Was 42-26 (early numbers) in Nevada an "obliteration"?

Both the Washington Post and the New York Times this morning report that Romney stomped on everyone else in Nevada, and they both seem to be trying to convey the impression that the GOP is finally coming around to supporting Romney.  While I do believe that Romney will be the Republican candidate in the end, it seems strange -- even disingenuous -- for these two liberal newspapers to be characterizing the victory that way.

Earlier this morning, when the articles first came out, the score was Romney 42 percent (to be honest, I thought I saw 37%, but I can't find that any more), Gingrich 26%.  That just doesn't seem that commanding or even significant to me, especially when you compare it to Romney's 51-13 win over McCain in Nevada four years ago.  I see that the numbers have now gone up to something like 47% Romney, 22% Gingrich.  So that's a bit more commanding, but it's still not an obliteration.

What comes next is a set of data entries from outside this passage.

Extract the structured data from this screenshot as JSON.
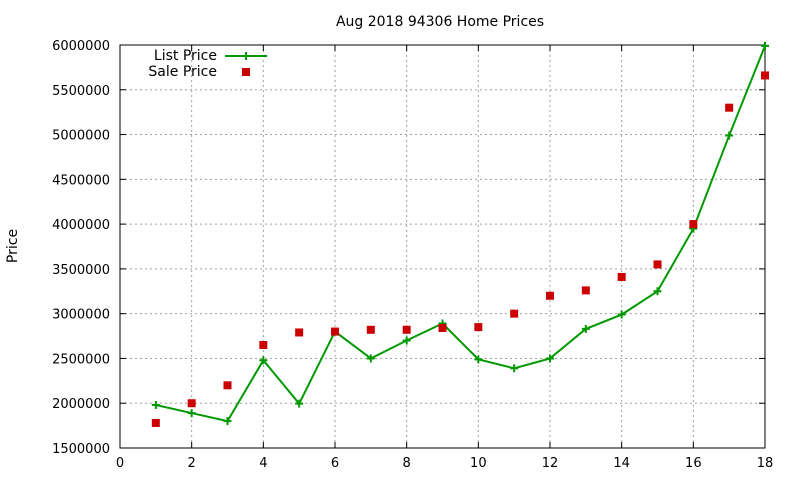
{
  "chart_data": {
    "type": "line",
    "title": "Aug 2018 94306 Home Prices",
    "xlabel": "",
    "ylabel": "Price",
    "xlim": [
      0,
      18
    ],
    "ylim": [
      1500000,
      6000000
    ],
    "xticks": [
      0,
      2,
      4,
      6,
      8,
      10,
      12,
      14,
      16,
      18
    ],
    "yticks": [
      1500000,
      2000000,
      2500000,
      3000000,
      3500000,
      4000000,
      4500000,
      5000000,
      5500000,
      6000000
    ],
    "xtick_labels": [
      "0",
      "2",
      "4",
      "6",
      "8",
      "10",
      "12",
      "14",
      "16",
      "18"
    ],
    "ytick_labels": [
      "1500000",
      "2000000",
      "2500000",
      "3000000",
      "3500000",
      "4000000",
      "4500000",
      "5000000",
      "5500000",
      "6000000"
    ],
    "grid": true,
    "legend_position": "top-left",
    "series": [
      {
        "name": "List Price",
        "style": "line-plus",
        "color": "#009900",
        "x": [
          1,
          2,
          3,
          4,
          5,
          6,
          7,
          8,
          9,
          10,
          11,
          12,
          13,
          14,
          15,
          16,
          17,
          18
        ],
        "y": [
          1980000,
          1890000,
          1800000,
          2480000,
          1995000,
          2800000,
          2500000,
          2700000,
          2890000,
          2490000,
          2390000,
          2500000,
          2830000,
          2990000,
          3250000,
          3950000,
          4990000,
          5990000
        ]
      },
      {
        "name": "Sale Price",
        "style": "square",
        "color": "#cc0000",
        "x": [
          1,
          2,
          3,
          4,
          5,
          6,
          7,
          8,
          9,
          10,
          11,
          12,
          13,
          14,
          15,
          16,
          17,
          18
        ],
        "y": [
          1780000,
          2000000,
          2200000,
          2650000,
          2790000,
          2800000,
          2820000,
          2820000,
          2840000,
          2850000,
          3000000,
          3200000,
          3260000,
          3410000,
          3550000,
          4000000,
          5300000,
          5660000
        ]
      }
    ]
  }
}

Aaron Blake's Washington Post "post" says Romney "obliterated" Gingrich, whose recent performance in Nevada (I think he means in the days leading up to the caucuses) was "disastrous," but fails to even mention the numbers.  Blake at times acknowledges that this might not be such a big deal (Romney won it four years with 51% ago against McCain, who only got 13%).


Dan Balz calls it "overwhelming."

The New York Times said he won "handily" with "broad support."